Ils se précipitèrent vers la Forêt Interdite, où étaient partis Ombrage, Harry et Hermione, mais ces deux derniers arrivèrent en courant face à eux.

-Comment vous-êtes-vous échappés ? s'étonna Hermione.

-Les pastilles de gerbe, répondit Ginny. Ce n'était pas beau à voir.

-J'ai dit que j'avais faim, que je voulais des bonbons, expliqua Ron en rendant leurs baguettes à Harry et Hermione. Ils m'ont dit d'aller me faire voir et ils les ont tous mangé !

-C'était intelligent, complimenta Hermione.

-Il m'arrive de l'être, se rengorgea Ron.

-C'était brillant, renchérit Neville. Et après Laureen les a tous stupéfixé, ça c'était terrifiant.

-Hey ! s'exclama la concernée avec indignation.

-Il a raison… marmonna Ron.

Laureen croisa les bras et releva le menton d'un air de défi.

-Bien, fit Neville. Et maintenant, comment va-t-on aller à Londres ?

-Écoutez, je vous suis reconnaissant de tout ce que vous avez fait, mais… je vous ai causé assez d'ennuis comme ça, répondit Harry.

-L'armée de Dumbledore est censée faire des choses concrètes, lui rappela Neville avec l'air sévère. Ou est-ce que ce n'était que des mots pour toi ?

-Tu n'es peut-être pas obligé d'affronter ça tout seul, acquiesça Ron.

-En ce qui me concerne tu n'as pas le choix, grogna Laureen en plissant les yeux de manière menaçante. Il s'agit de mon père, et tu n'irais pas que j'irais quand même !

Harry comprit que ses amis l'accompagneraient quoiqu'il arrive, et se fit une raison.

-Alors, comment on va se rendre à Londres ?

-En volant, bien sûr ! intervint Luna avec un sourire ravi.

Quelques minutes plus tard, ils étaient tous montés sur des Sombrals, et volaient vers le sud. La nuit était un peu avancée quand ils pénétrèrent dans le Ministère désert. Ils se rendirent au département des mystères, et passèrent la fameuse porte dont Harry leur avait parlé, baguettes en main. Des milliers de prophéties étaient rangées sur des étagères dans une pièce noire qui semblait infinie.

Harry s'élança en courant dans l'allée, suivi de près par Laureen qui se sentait prête à abattre une centaine de mangemorts s'il le fallait. Finalement Harry se stoppa.

-Il devait être là ! s'exclama-t-il avec frustration.

-Harry ! l'appela alors Neville qui fixait une boule de cristal.
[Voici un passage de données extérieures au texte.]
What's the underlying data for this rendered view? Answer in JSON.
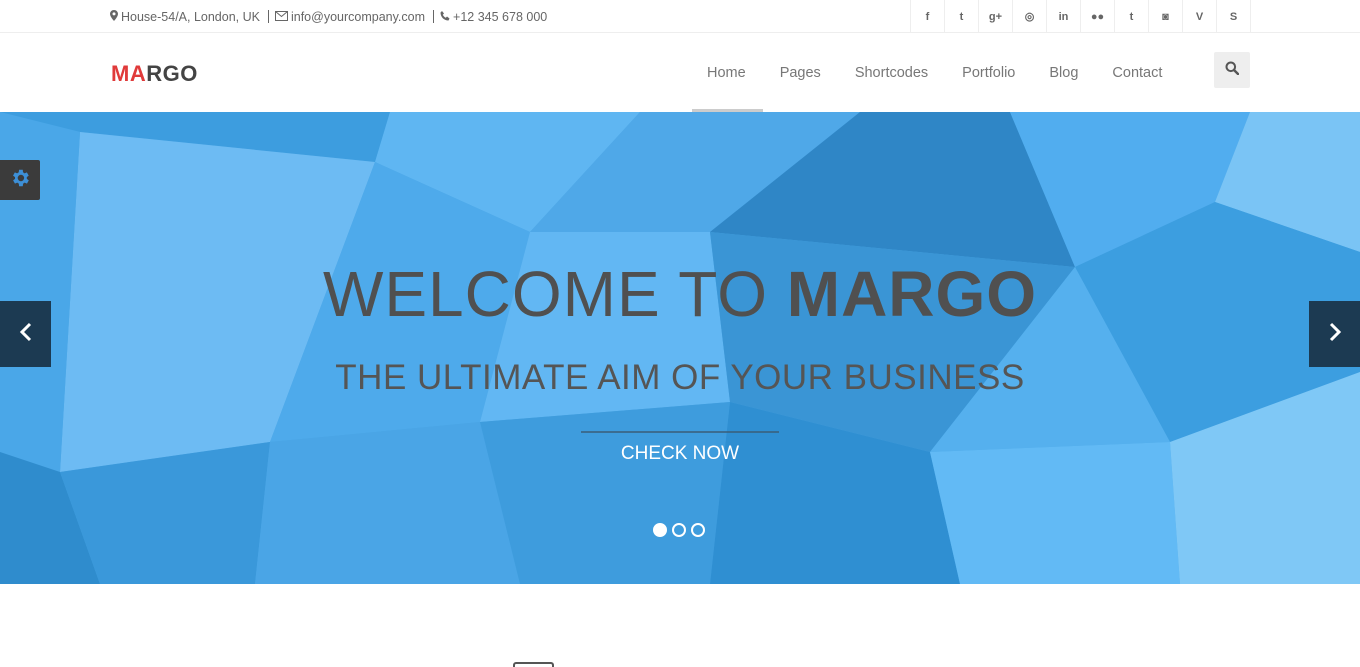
{
  "topbar": {
    "address": "House-54/A, London, UK",
    "email": "info@yourcompany.com",
    "phone": "+12 345 678 000",
    "socials": [
      {
        "icon": "facebook-icon",
        "glyph": "f"
      },
      {
        "icon": "twitter-icon",
        "glyph": "t"
      },
      {
        "icon": "google-plus-icon",
        "glyph": "g+"
      },
      {
        "icon": "dribbble-icon",
        "glyph": "◎"
      },
      {
        "icon": "linkedin-icon",
        "glyph": "in"
      },
      {
        "icon": "flickr-icon",
        "glyph": "●●"
      },
      {
        "icon": "tumblr-icon",
        "glyph": "t"
      },
      {
        "icon": "instagram-icon",
        "glyph": "◙"
      },
      {
        "icon": "vimeo-icon",
        "glyph": "V"
      },
      {
        "icon": "skype-icon",
        "glyph": "S"
      }
    ]
  },
  "header": {
    "logo_red": "MA",
    "logo_dark": "RGO",
    "nav": [
      "Home",
      "Pages",
      "Shortcodes",
      "Portfolio",
      "Blog",
      "Contact"
    ],
    "active_nav": "Home"
  },
  "hero": {
    "headline_light": "WELCOME TO ",
    "headline_bold": "MARGO",
    "subline": "THE ULTIMATE AIM OF YOUR BUSINESS",
    "cta": "CHECK NOW",
    "slides_total": 3,
    "slide_active": 1
  },
  "colors": {
    "brand_red": "#e03a3a",
    "hero_blue": "#4aa6e3",
    "arrow_bg": "#1c3a52"
  }
}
Il y a ton nom dessus.

Harry s'approcha et saisit la sphère prudemment.

-Celui qui a le pouvoir de vaincre le seigneur des ténèbres approche, fit une voix éthérée. Et le seigneur des ténèbres le marquera comme son égal, mais il aura un pouvoir que le seigneur des ténèbres ignore. Car aucun d'eux ne peut vivre tant que l'autre survit.

-Harry ! s'écria Hermione avec panique.